Former Malaysian leader Mahathir Mohamad, joining anti-government protesters for a second day on Sunday, called for a "people's power" movement to topple Prime Minister Najib Razak over a financial scandal.
"The only way for the people to get back to the old system is for them to remove this prime minister," said Mahathir, a deeply respected 90-year-old who was once Najib's patron and is now his fiercest critic.
"And to remove him, the people must show people's power. The people as a whole do not want this kind of corrupt leader," he told media before heading to the rally, whose numbers police estimated at 25,000 on Sunday afternoon.
The protest has brought into the streets a political crisis triggered by reports of a mysterious transfer worth more than $600 million into an account under Najib's name.

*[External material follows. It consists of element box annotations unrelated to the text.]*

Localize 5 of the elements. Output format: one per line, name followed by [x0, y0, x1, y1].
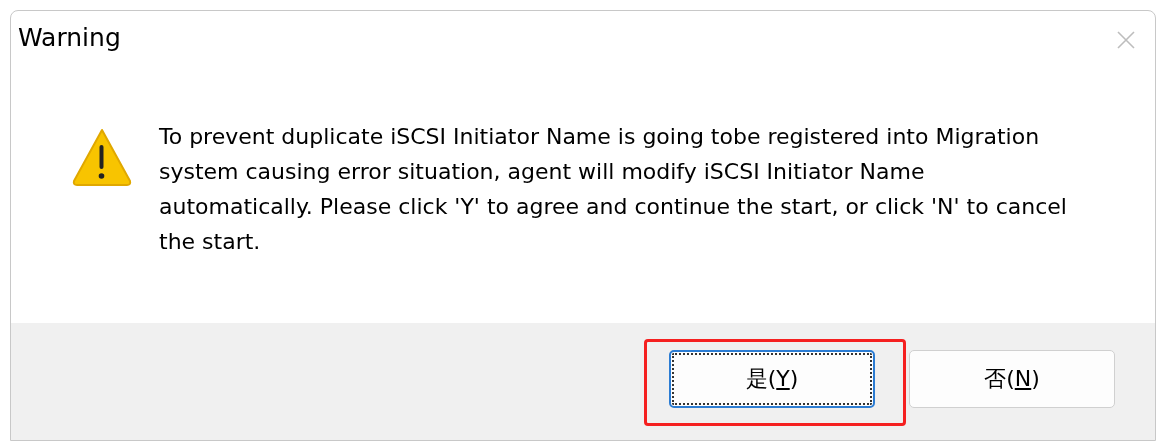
dialog-button[interactable]: 否(N) [909, 349, 1115, 408]
warning-message: To prevent duplicate iSCSI Initiator Name is going tobe registered into Migration system causing error situation, agent will modify iSCSI Initiator Name automatically. Please click 'Y' to agree and continue the start, or click 'N' to cancel the start. [159, 123, 1068, 256]
warning-icon [71, 127, 133, 187]
window-title: Warning [18, 22, 121, 54]
dialog-button[interactable]: 是(Y) [669, 349, 875, 408]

Najib, who denies wrongdoing, has weathered the storm and analysts say the protest is unlikely to inspire broad public support for him to quit because it lacks a strong leader.
These protests, unlike the 2012 rally, also lack the support of a party identified with the Malay majority: most protesters were from the minority ethnic Chinese and Indian communities.

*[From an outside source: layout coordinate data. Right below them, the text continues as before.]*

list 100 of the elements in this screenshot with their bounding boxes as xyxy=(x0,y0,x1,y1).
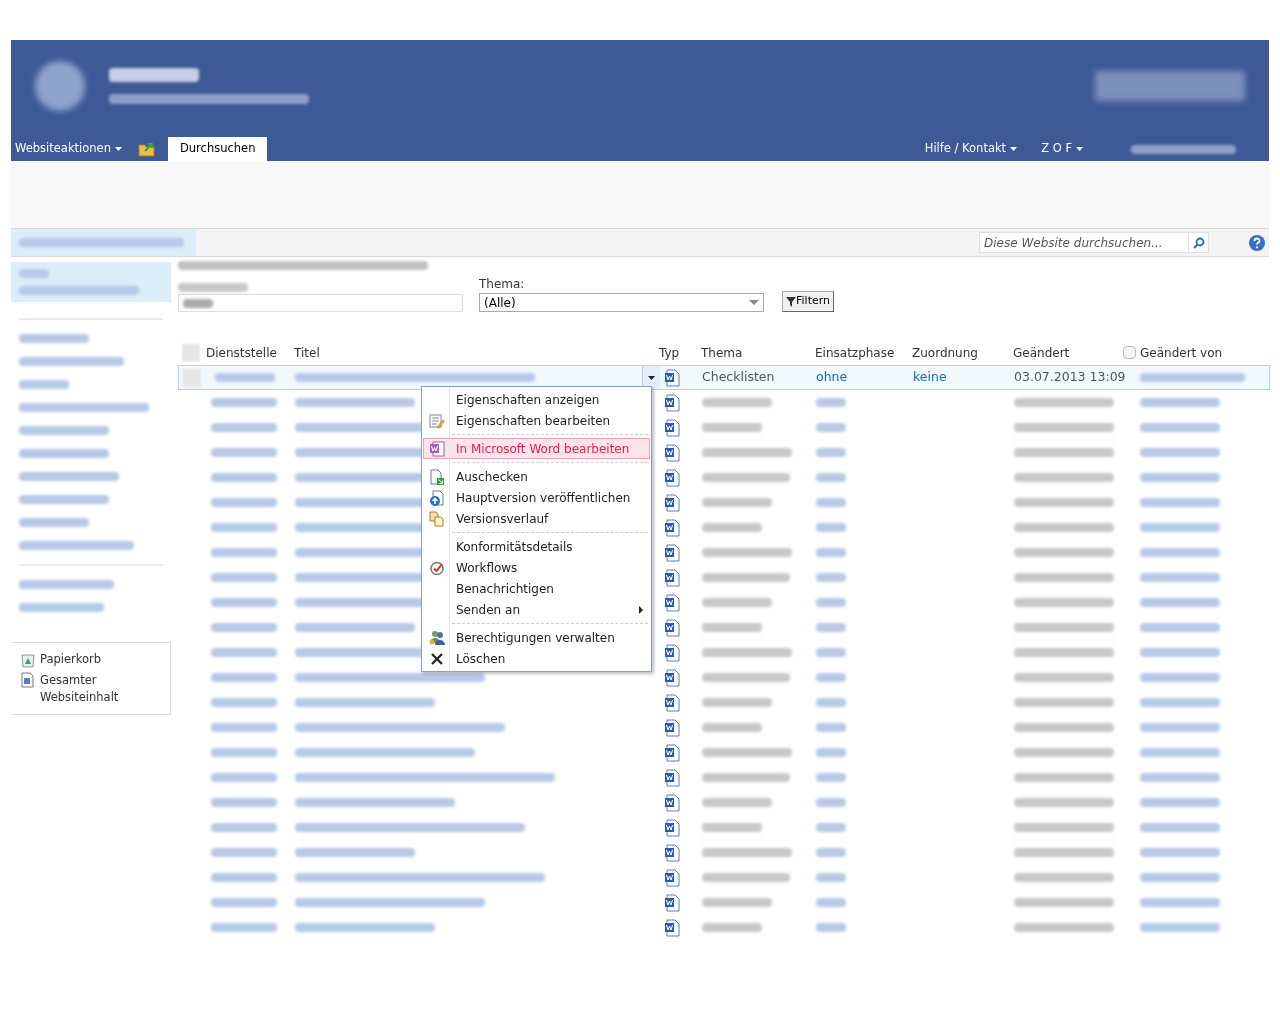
site-actions-menu[interactable]: Websiteaktionen xyxy=(11,137,126,161)
ribbon-tab[interactable]: Durchsuchen xyxy=(167,137,268,161)
document-icon xyxy=(664,643,680,662)
column-header[interactable]: Geändert xyxy=(1013,343,1070,362)
document-icon xyxy=(664,868,680,887)
document-icon xyxy=(664,443,680,462)
blurred-text xyxy=(19,269,49,278)
blurred-text xyxy=(816,723,846,732)
column-header[interactable]: Typ xyxy=(659,343,680,362)
blurred-text xyxy=(816,648,846,657)
menu-item[interactable]: Senden an xyxy=(422,599,651,620)
site-content-icon xyxy=(20,672,36,689)
item-dropdown-button[interactable] xyxy=(642,366,660,389)
blurred-text xyxy=(816,898,846,907)
recycle-bin-link[interactable]: Papierkorb xyxy=(20,651,161,669)
column-header[interactable]: Einsatzphase xyxy=(815,343,895,362)
blurred-text xyxy=(702,623,762,632)
menu-item[interactable]: Benachrichtigen xyxy=(422,578,651,599)
nav-heading[interactable] xyxy=(11,262,171,302)
caret-icon xyxy=(1076,147,1083,151)
column-header[interactable]: Zuordnung xyxy=(912,343,978,362)
blurred-text xyxy=(215,373,275,382)
document-icon xyxy=(664,393,680,412)
search-icon xyxy=(1192,236,1205,249)
search-field[interactable]: Diese Website durchsuchen... xyxy=(979,232,1209,253)
filter-button[interactable]: Filtern xyxy=(782,291,835,312)
menu-item[interactable]: Eigenschaften anzeigen xyxy=(422,389,651,410)
menu-item[interactable]: Workflows xyxy=(422,557,651,578)
menu-item[interactable]: Eigenschaften bearbeiten xyxy=(422,410,651,431)
table-cell: 03.07.2013 13:09 xyxy=(1014,368,1124,387)
row-checkbox[interactable] xyxy=(183,368,201,387)
blurred-text xyxy=(702,523,762,532)
blurred-text xyxy=(702,598,772,607)
blurred-text xyxy=(816,423,846,432)
word-icon xyxy=(429,440,445,457)
blurred-text xyxy=(19,518,89,527)
blurred-text xyxy=(211,773,277,782)
document-icon xyxy=(664,693,680,712)
blurred-field[interactable] xyxy=(178,294,463,312)
select-all-checkbox[interactable] xyxy=(182,343,200,362)
blurred-text xyxy=(211,848,277,857)
column-header[interactable]: Dienststelle xyxy=(206,343,277,362)
column-header[interactable]: Thema xyxy=(701,343,743,362)
check-out-icon xyxy=(429,468,445,485)
filter-dropdown[interactable]: (Alle) xyxy=(479,293,764,312)
menu-item[interactable]: Löschen xyxy=(422,648,651,669)
help-icon[interactable] xyxy=(1249,234,1265,251)
nav-menu[interactable]: Z O F xyxy=(1033,137,1091,161)
document-icon xyxy=(664,843,680,862)
blurred-text xyxy=(211,798,277,807)
blurred-text xyxy=(816,498,846,507)
site-content-link[interactable]: Gesamter Websiteinhalt xyxy=(19,672,161,707)
menu-item[interactable]: Versionsverlauf xyxy=(422,508,651,529)
folder-arrow-icon[interactable] xyxy=(137,141,156,157)
blurred-text xyxy=(702,723,762,732)
blurred-text xyxy=(816,798,846,807)
breadcrumb-button[interactable] xyxy=(11,229,196,256)
caret-icon xyxy=(114,147,122,151)
blurred-text xyxy=(211,548,277,557)
document-icon xyxy=(664,568,680,587)
document-icon xyxy=(664,893,680,912)
blurred-text xyxy=(702,923,762,932)
menu-item[interactable]: Hauptversion veröffentlichen xyxy=(422,487,651,508)
menu-item[interactable]: Konformitätsdetails xyxy=(422,529,651,557)
document-icon xyxy=(664,368,680,387)
blurred-text xyxy=(211,648,277,657)
document-icon xyxy=(664,618,680,637)
blurred-text xyxy=(211,473,277,482)
blurred-text xyxy=(702,798,772,807)
blurred-text xyxy=(816,848,846,857)
dropdown-arrow-icon xyxy=(749,300,759,305)
blurred-text xyxy=(816,523,846,532)
blurred-text xyxy=(211,748,277,757)
caret-icon xyxy=(1010,147,1018,151)
blurred-logo xyxy=(35,61,85,111)
nav-menu[interactable]: Hilfe / Kontakt xyxy=(916,137,1026,161)
blurred-text xyxy=(816,873,846,882)
table-link[interactable]: ohne xyxy=(816,368,913,387)
table-link[interactable]: keine xyxy=(913,368,1014,387)
delete-icon xyxy=(430,651,444,666)
blurred-text xyxy=(211,598,277,607)
column-header[interactable]: Geändert von xyxy=(1140,343,1223,362)
document-icon xyxy=(664,743,680,762)
table-cell-text: Checklisten xyxy=(702,368,776,387)
blurred-text xyxy=(816,598,846,607)
document-icon xyxy=(664,543,680,562)
blurred-text xyxy=(19,380,69,389)
menu-item[interactable]: Auschecken xyxy=(422,459,651,487)
blurred-text xyxy=(211,923,277,932)
funnel-icon xyxy=(786,296,796,307)
blurred-text xyxy=(702,823,762,832)
blurred-text xyxy=(816,773,846,782)
people-permissions-icon xyxy=(429,629,445,646)
menu-item[interactable]: Berechtigungen verwalten xyxy=(422,620,651,648)
column-header[interactable]: Titel xyxy=(294,343,320,362)
blurred-text xyxy=(816,573,846,582)
header-checkbox[interactable] xyxy=(1123,346,1136,359)
workflow-icon xyxy=(429,559,445,576)
document-icon xyxy=(664,668,680,687)
blurred-text xyxy=(211,823,277,832)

However, Mahathir— the country's longest-serving leader—was a leader of the ruling United Malays National Organisation (UMNO), which represents Malays.
UMNO Vice-President Hishammuddin Hussein said that by turning up unexpectedly at the anti-government rally on Saturday, Mahathir had "crossed over the line."
Another UMNO leader said a million government supporters would stage a "red shirts" rally on Oct. 10 that would trump the protests of the past two days.
"This shows the solidarity of Malaysians, that Najib still has the majority support," Jamal Yunos told Reuters.
Mahathir's siding with protesters sits oddly with the often-authoritarian style of his own 22-year rule until 2003, during which Malaysia became a powerhouse of economic development but also won a reputation for cronyism and dubious "mega-projects".